Reflecting on sports scandals surrounding sprinter Marion Jones and cyclist Floyd Landis, Washington Post writer Shankar Vedantam writes:
Talk about cheating usually has a ring to it, and that ring comes from having a high moral tone. In this, it is fair to say, most people are hypocrites.
Vendantam’s piece, Cheating is an Awful Thing for Other People to Do, muses on the many studies that show how easily people lie and cheat and how readily we excuse ourselves when the alternative means losing face or enduring discomfort.
University of Kansas psychologist C. Daniel Batson tells The Post, "We have a whole quiver full of rationalizations. We’re very good at explaining to ourselves why we are doing something." The inference is that rationalizing is an expression of regret, however faint, that we can’t perform as well as we would like – indeed, as well as we would "under normal circumstances."
"When you are talking about a moral issue," Batson says, "it is something we feel we ought to do. So we are in a bind of wanting to what we don’t want to do."
Mr. Batson gets what the apostle Paul wrote about to the Christians at Rome:
I can anticipate the response that is coming: “I know that all God’s commands are spiritual, but I’m not. Isn’t this also your experience?” Yes. I’m full of myself—after all, I’ve spent a long time in sin’s prison. What I don’t understand about myself is that I decide one way, but then I act another, doing things I absolutely despise. So if I can’t be trusted to figure out what is best for myself and then do it, it becomes obvious that God’s command is necessary.
But I need something more! For if I know the law but still can’t keep it, and if the power of sin within me keeps sabotaging my best intentions, I obviously need help! I realize that I don’t have what it takes. I can will it, but I can’t do it. I decide to do good, but I don’t really do it; I decide not to do bad, but then I do it anyway. My decisions, such as they are, don’t result in actions. Something has gone wrong deep within me and gets the better of me every time.
It happens so regularly that it’s predictable. The moment I decide to do good, sin is there to trip me up. I truly delight in God’s commands, but it’s pretty obvious that not all of me joins in that delight. Parts of me covertly rebel, and just when I least expect it, they take charge.
I’ve tried everything and nothing helps. I’m at the end of my rope. Is there no one who can do anything for me? Isn’t that the real question?
The answer, thank God, is that Jesus Christ can and does. He acted to set things right in this life of contradictions where I want to serve God with all my heart and mind, but am pulled by the influence of sin to do something totally different.
— Romans 7:14-25 The Message Bible
From time to time we – maybe I should just say I – have been known to strike an indignant tone in this space. And I have to admit that sometimes it’s been a tone of self-righteous indignation as distinct from the other kind.
The only way I can get away with this is by focusing on things that don’t tempt me. It’s a spin on the old fundamentalist position that no one should have sex standing up because it might lead to dancing.
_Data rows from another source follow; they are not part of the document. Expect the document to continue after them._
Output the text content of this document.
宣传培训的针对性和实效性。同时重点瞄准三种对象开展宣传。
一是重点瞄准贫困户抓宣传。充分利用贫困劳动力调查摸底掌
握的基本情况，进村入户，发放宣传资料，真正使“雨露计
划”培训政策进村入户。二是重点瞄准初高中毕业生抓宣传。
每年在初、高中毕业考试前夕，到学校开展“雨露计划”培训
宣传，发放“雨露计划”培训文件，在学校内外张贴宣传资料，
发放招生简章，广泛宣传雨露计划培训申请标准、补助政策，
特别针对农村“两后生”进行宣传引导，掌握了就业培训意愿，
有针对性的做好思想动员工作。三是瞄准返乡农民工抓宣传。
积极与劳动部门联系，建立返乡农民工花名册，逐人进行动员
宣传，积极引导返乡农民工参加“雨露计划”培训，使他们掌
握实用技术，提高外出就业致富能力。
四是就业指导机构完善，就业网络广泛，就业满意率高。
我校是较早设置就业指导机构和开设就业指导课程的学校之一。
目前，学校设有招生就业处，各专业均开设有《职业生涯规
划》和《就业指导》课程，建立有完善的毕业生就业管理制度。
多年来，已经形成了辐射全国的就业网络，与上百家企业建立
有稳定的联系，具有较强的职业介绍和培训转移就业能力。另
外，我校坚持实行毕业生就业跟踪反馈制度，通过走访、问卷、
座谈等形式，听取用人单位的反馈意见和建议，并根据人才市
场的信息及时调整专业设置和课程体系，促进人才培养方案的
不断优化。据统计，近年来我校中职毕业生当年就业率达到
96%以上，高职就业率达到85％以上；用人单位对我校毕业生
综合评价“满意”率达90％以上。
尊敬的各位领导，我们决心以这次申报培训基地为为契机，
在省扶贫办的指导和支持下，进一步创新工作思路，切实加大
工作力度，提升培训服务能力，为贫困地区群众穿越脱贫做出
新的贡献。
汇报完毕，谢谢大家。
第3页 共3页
As I remember it, the people who were most against dancing where I grew up weren’t that interested in dancing to begin with and could think of no holy reason anyone would be.
They did however exhibit a keen interest in food and I don’t recall any of them speaking out on the subject gluttony. It was self-evident in my formative years that where two or three were gathered together in Jesus name there would be dessert at a minimum. I admit dabbling on the dance floor in the exuberant days of youth but religion won out in the end and I became, let us say, extra large for many years.
If I only talk about what tempts other people I don’t have to admit that I’ve done all the bad things I’ve been seriously and persistently tempted to do. And that doesn’t begin to touch all the good things I have failed to do because they are difficult or distasteful or fear inducing.
I’m convinced I have to find a way to speak the truth as well as I comprehend it without being that guy who is hard on others and easy on himself. But, like so much of life, sober judgement happens one day at a time.
I find myself thinking about the story of a dirty-dealing businessman who had a face to face with Jesus (Luke 19:1-10). Luke says the man Zacchaeus welcomed Jesus gladly and demonstrated how happy he was by giving half his assets to the poor and repaying people he’d cheated four times the amount he skinned them for.
It’s a good story and more than a little challenging – to me at least. It’s also an incomplete story. Luke moves on to other things and we’re left to imagine the rest for ourselves.
What I wonder is, was Zacchaeus what was called "a changed man" when I was a kid or was he still tempted to put his thumb on the scale from time to time?
I’m betting the answer is, both. I’m betting he had his ups and downs – his good days and his learning days – just as the apostle Paul admits to the Romans and just like me and everyone else I know beyond the surface. None of which excuses even occasional bad behavior but it certainly puts it context.
Unlike cycling or track & field, business is a contact sport. The life in business is by nature an endless stream of micro-decisions between serving people or taking advantage of them – and rationalizations for the latter are very easy to come by. Thank God Jesus keeps acting to set things right in this life of contradictions where I want to serve God with all my heart and mind, but am pulled by the influence of sin to do something totally different.